After a Baby, Full Time or Part?
When Family and Career Collide, Working Mothers Struggle With Their Answers
Sunday, March 30, 2008; Page F01
I love my new job. It was absolutely the right choice for me.
But -- isn't there always a but? -- when I come in to work, I have to leave a little guy at home who has just learned to wave bye-bye with his chubby backwards wave. So even though I feel excited about being back at work, I also feel guilty about not having more time with my 9-month-old, Sam. I wonder, what would be different if I worked 80 percent of the hours I do now?
The idea of working part time entered my mind off and on throughout my six-month maternity leave. Many of my friends in similar situations worried about the same things I did: What would a part-time job do to my career? Would work continue to be gratifying, or would it just be a job where I punched a clock? Would working fewer hours save money in child-care costs, or would I actually earn too little to make ends meet? And really . . . does Sam even care?
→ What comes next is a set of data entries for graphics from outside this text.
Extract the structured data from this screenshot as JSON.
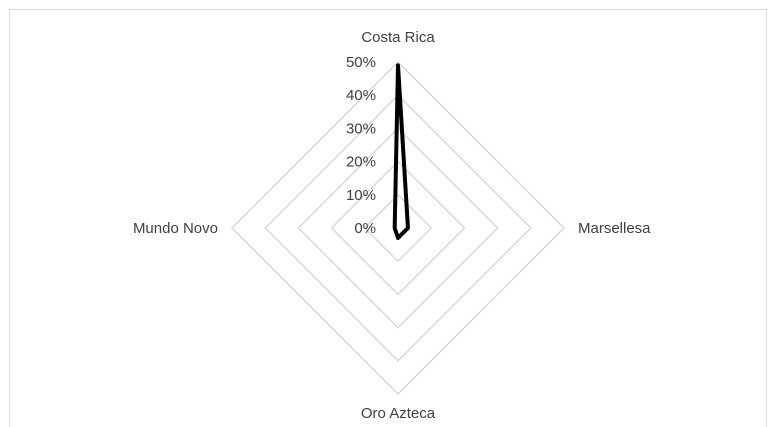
{
  "chart_data": {
    "type": "radar",
    "categories": [
      "Costa Rica",
      "Marsellesa",
      "Oro Azteca",
      "Mundo Novo"
    ],
    "series": [
      {
        "values": [
          0.49,
          0.03,
          0.03,
          0.01
        ]
      }
    ],
    "rlim": [
      0,
      0.5
    ],
    "tick_labels": [
      "0%",
      "10%",
      "20%",
      "30%",
      "40%",
      "50%"
    ],
    "grid": true,
    "legend": "none",
    "colors": {
      "series_line": "#000000",
      "gridline": "#d9d9d9",
      "label_text": "#404040",
      "border": "#d9d9d9"
    }
  }
}
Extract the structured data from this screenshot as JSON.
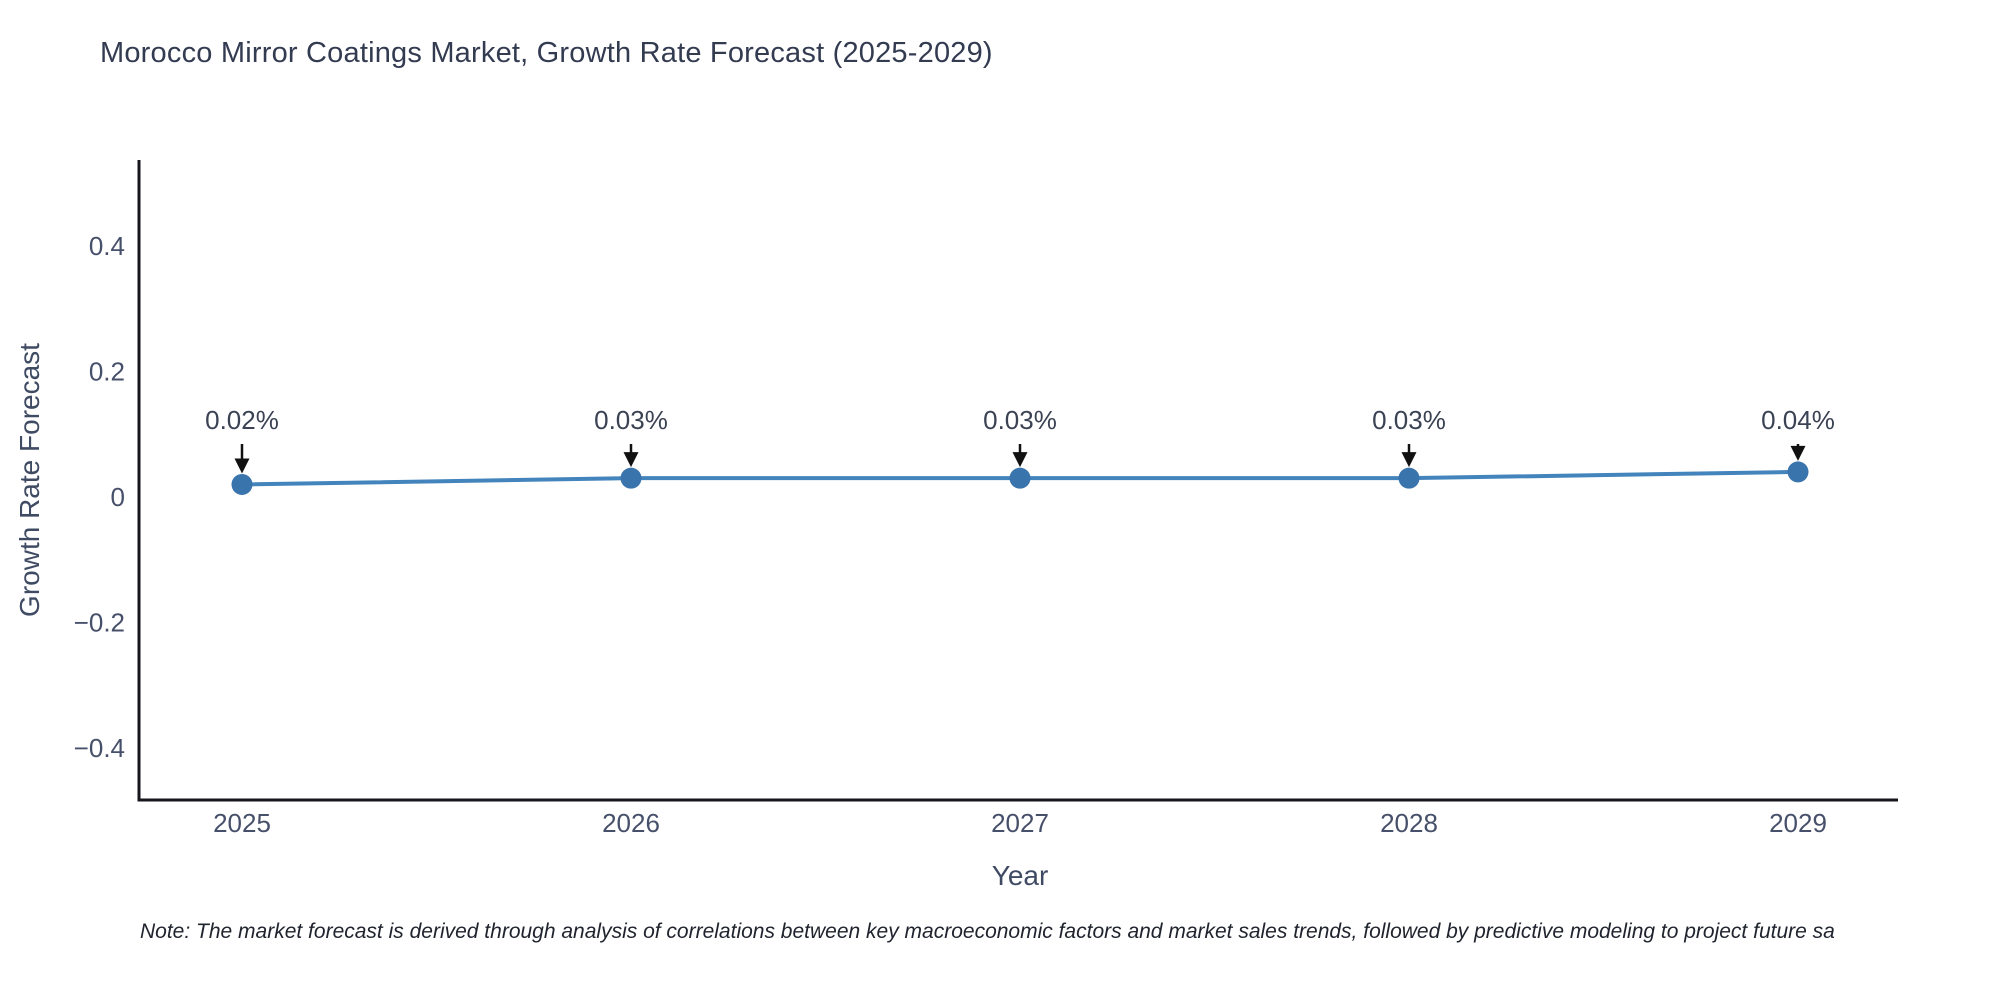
{
  "title": "Morocco Mirror Coatings Market, Growth Rate Forecast (2025-2029)",
  "note": "Note: The market forecast is derived through analysis of correlations between key macroeconomic factors and market sales trends, followed by predictive modeling to project future sa",
  "chart_data": {
    "type": "line",
    "title": "Morocco Mirror Coatings Market, Growth Rate Forecast (2025-2029)",
    "x": [
      2025,
      2026,
      2027,
      2028,
      2029
    ],
    "series": [
      {
        "name": "Growth Rate Forecast",
        "values": [
          0.02,
          0.03,
          0.03,
          0.03,
          0.04
        ]
      }
    ],
    "point_labels": [
      "0.02%",
      "0.03%",
      "0.03%",
      "0.03%",
      "0.04%"
    ],
    "xlabel": "Year",
    "ylabel": "Growth Rate Forecast",
    "xticks": [
      2025,
      2026,
      2027,
      2028,
      2029
    ],
    "x_tick_labels": [
      "2025",
      "2026",
      "2027",
      "2028",
      "2029"
    ],
    "yticks": [
      0.4,
      0.2,
      0,
      -0.2,
      -0.4
    ],
    "y_tick_labels": [
      "0.4",
      "0.2",
      "0",
      "−0.2",
      "−0.4"
    ],
    "ylim": [
      -0.48,
      0.54
    ],
    "xlim": [
      2024.74,
      2029.26
    ],
    "grid": false,
    "legend": false,
    "annotations_have_arrows": true,
    "colors": {
      "line": "#4484bc",
      "marker": "#3a74ad",
      "axis": "#16161d",
      "arrow": "#111111",
      "tick_text": "#47506a",
      "annotation_text": "#3b4254"
    }
  }
}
For those of you who don't remember, I wrote the Life at Work column for The Post's Business section. I've come back to the paper in a completely new job -- as an editor for the Weekend section. The job allows me to work more predictable hours than I did as a daily reporter with a weekly column. That helped me easily make the decision (for now, at least) to work full time.
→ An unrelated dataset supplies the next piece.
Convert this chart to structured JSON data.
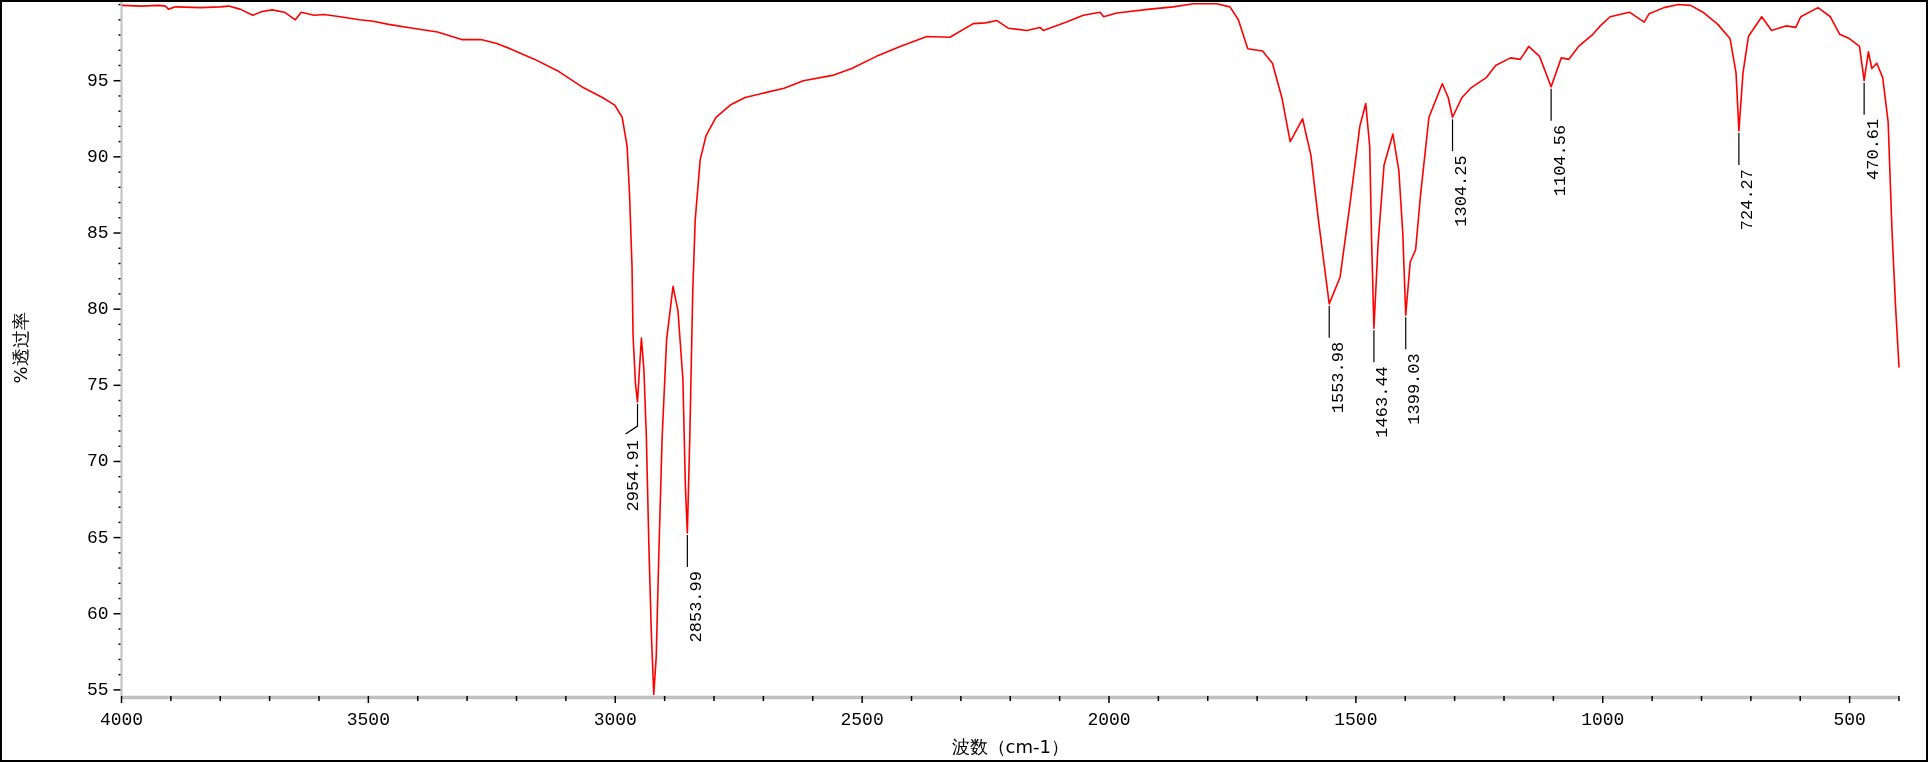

But the decision isn't so easy for many women. For those who have a choice, family, finances and career success are all major considerations when settling on a work schedule.
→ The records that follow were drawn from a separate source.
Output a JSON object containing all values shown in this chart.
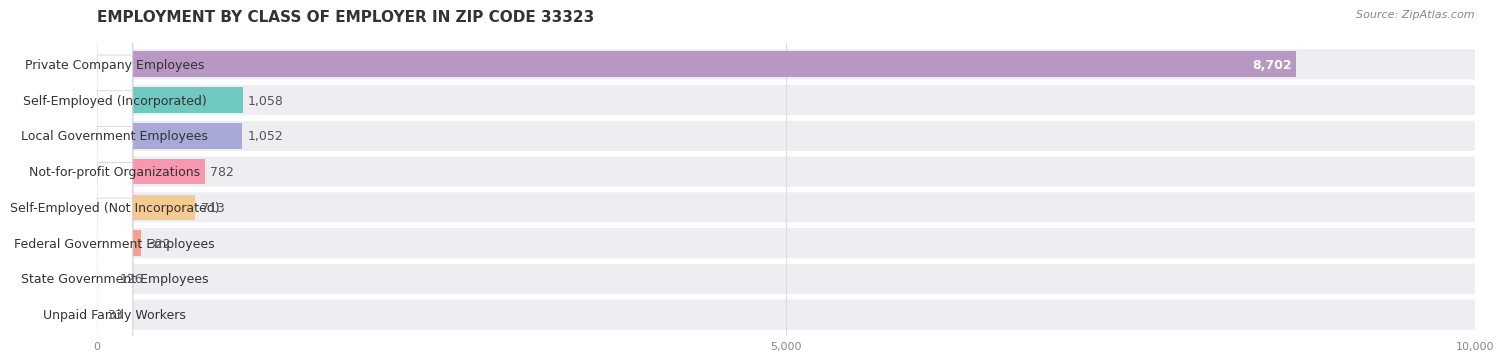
{
  "title": "EMPLOYMENT BY CLASS OF EMPLOYER IN ZIP CODE 33323",
  "source": "Source: ZipAtlas.com",
  "categories": [
    "Private Company Employees",
    "Self-Employed (Incorporated)",
    "Local Government Employees",
    "Not-for-profit Organizations",
    "Self-Employed (Not Incorporated)",
    "Federal Government Employees",
    "State Government Employees",
    "Unpaid Family Workers"
  ],
  "values": [
    8702,
    1058,
    1052,
    782,
    713,
    322,
    126,
    33
  ],
  "bar_colors": [
    "#b897c2",
    "#6fc9c0",
    "#a9a9d8",
    "#f898b0",
    "#f5c990",
    "#f4a090",
    "#90b8e8",
    "#c0a8d8"
  ],
  "row_bg_color": "#ededf2",
  "label_bg_color": "#ffffff",
  "xlim": [
    0,
    10000
  ],
  "xticks": [
    0,
    5000,
    10000
  ],
  "xtick_labels": [
    "0",
    "5,000",
    "10,000"
  ],
  "bg_color": "#ffffff",
  "title_fontsize": 11,
  "bar_label_fontsize": 9,
  "value_fontsize": 9,
  "source_fontsize": 8,
  "title_color": "#333333",
  "tick_color": "#999999",
  "grid_color": "#dddddd"
}
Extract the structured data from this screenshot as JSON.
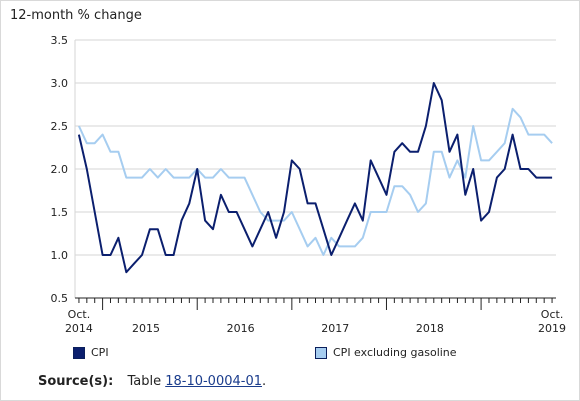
{
  "chart_data": {
    "type": "line",
    "ylabel": "12-month % change",
    "ylim": [
      0.5,
      3.5
    ],
    "yticks": [
      0.5,
      1.0,
      1.5,
      2.0,
      2.5,
      3.0,
      3.5
    ],
    "ytick_labels": [
      "0.5",
      "1.0",
      "1.5",
      "2.0",
      "2.5",
      "3.0",
      "3.5"
    ],
    "x_start_label": [
      "Oct.",
      "2014"
    ],
    "x_end_label": [
      "Oct.",
      "2019"
    ],
    "year_labels": [
      "2015",
      "2016",
      "2017",
      "2018"
    ],
    "x": [
      "2014-10",
      "2014-11",
      "2014-12",
      "2015-01",
      "2015-02",
      "2015-03",
      "2015-04",
      "2015-05",
      "2015-06",
      "2015-07",
      "2015-08",
      "2015-09",
      "2015-10",
      "2015-11",
      "2015-12",
      "2016-01",
      "2016-02",
      "2016-03",
      "2016-04",
      "2016-05",
      "2016-06",
      "2016-07",
      "2016-08",
      "2016-09",
      "2016-10",
      "2016-11",
      "2016-12",
      "2017-01",
      "2017-02",
      "2017-03",
      "2017-04",
      "2017-05",
      "2017-06",
      "2017-07",
      "2017-08",
      "2017-09",
      "2017-10",
      "2017-11",
      "2017-12",
      "2018-01",
      "2018-02",
      "2018-03",
      "2018-04",
      "2018-05",
      "2018-06",
      "2018-07",
      "2018-08",
      "2018-09",
      "2018-10",
      "2018-11",
      "2018-12",
      "2019-01",
      "2019-02",
      "2019-03",
      "2019-04",
      "2019-05",
      "2019-06",
      "2019-07",
      "2019-08",
      "2019-09",
      "2019-10"
    ],
    "series": [
      {
        "name": "CPI",
        "color": "#0b1f6e",
        "values": [
          2.4,
          2.0,
          1.5,
          1.0,
          1.0,
          1.2,
          0.8,
          0.9,
          1.0,
          1.3,
          1.3,
          1.0,
          1.0,
          1.4,
          1.6,
          2.0,
          1.4,
          1.3,
          1.7,
          1.5,
          1.5,
          1.3,
          1.1,
          1.3,
          1.5,
          1.2,
          1.5,
          2.1,
          2.0,
          1.6,
          1.6,
          1.3,
          1.0,
          1.2,
          1.4,
          1.6,
          1.4,
          2.1,
          1.9,
          1.7,
          2.2,
          2.3,
          2.2,
          2.2,
          2.5,
          3.0,
          2.8,
          2.2,
          2.4,
          1.7,
          2.0,
          1.4,
          1.5,
          1.9,
          2.0,
          2.4,
          2.0,
          2.0,
          1.9,
          1.9,
          1.9
        ]
      },
      {
        "name": "CPI excluding gasoline",
        "color": "#a6cdf0",
        "values": [
          2.5,
          2.3,
          2.3,
          2.4,
          2.2,
          2.2,
          1.9,
          1.9,
          1.9,
          2.0,
          1.9,
          2.0,
          1.9,
          1.9,
          1.9,
          2.0,
          1.9,
          1.9,
          2.0,
          1.9,
          1.9,
          1.9,
          1.7,
          1.5,
          1.4,
          1.4,
          1.4,
          1.5,
          1.3,
          1.1,
          1.2,
          1.0,
          1.2,
          1.1,
          1.1,
          1.1,
          1.2,
          1.5,
          1.5,
          1.5,
          1.8,
          1.8,
          1.7,
          1.5,
          1.6,
          2.2,
          2.2,
          1.9,
          2.1,
          1.9,
          2.5,
          2.1,
          2.1,
          2.2,
          2.3,
          2.7,
          2.6,
          2.4,
          2.4,
          2.4,
          2.3
        ]
      }
    ],
    "grid": true,
    "legend_position": "bottom"
  },
  "source": {
    "label": "Source(s):",
    "text": "Table",
    "link_text": "18-10-0004-01",
    "suffix": "."
  }
}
Julie Ingoglia considered working part time after Matthew (2 1/2 ) and Giovanna (14 months) were born. But the family's insurance was covered through her job, and if she cut back on her work schedule, her insurance would also be cut back, as would her salary and her leave.
"I returned full time after both kids and pondered it a lot and still do," said Ingoglia, a senior analyst at the National Association of County and City Health Officials.
Ingoglia, 33, said she might eventually decide to work part time. Before her children were born, she went to graduate school to prepare herself for a job that could let her consult and therefore have a more flexible schedule. She hopes that when the kids are school-age, she can reduce her work schedule so she can be around when they get home. "The decision was, I'd stay working full time now and reduce hours then," she said. She and her husband hope that at that point, he will have a higher salary to offset her pay reduction.
Stepping off the linear career path has become so common that it now has a trendy vernacular. It's not called "going part time" or even "quitting." It's "off-ramping." When it's time to go back to work and pursue a direct career path, you're said to be "on-ramping." Words aside, the way we work is being redefined, even if the changes are not universal.
Women are "redesigning careers to be a lattice instead of a ladder," said Ellen Galinsky, president of the Families and Work Institute. If you view your career as a ladder and you jump off, Galinsky said, it's hard to get back on. The idea of a lattice implies more flexibility.
Patricia Fuentes works a 60 percent schedule in public relations at Freddie Mac. She decided to take that route after her first daughter (now 3 1/2 ) was born. Nearly half of the employees at Freddie Mac work a nontraditional schedule.
"It's happening so much more, I think because there are more women in the workplace," said Debi Gay, human resources senior director at Freddie Mac. "Companies want to keep good people and have to be creative." More than half of the company's employees are women.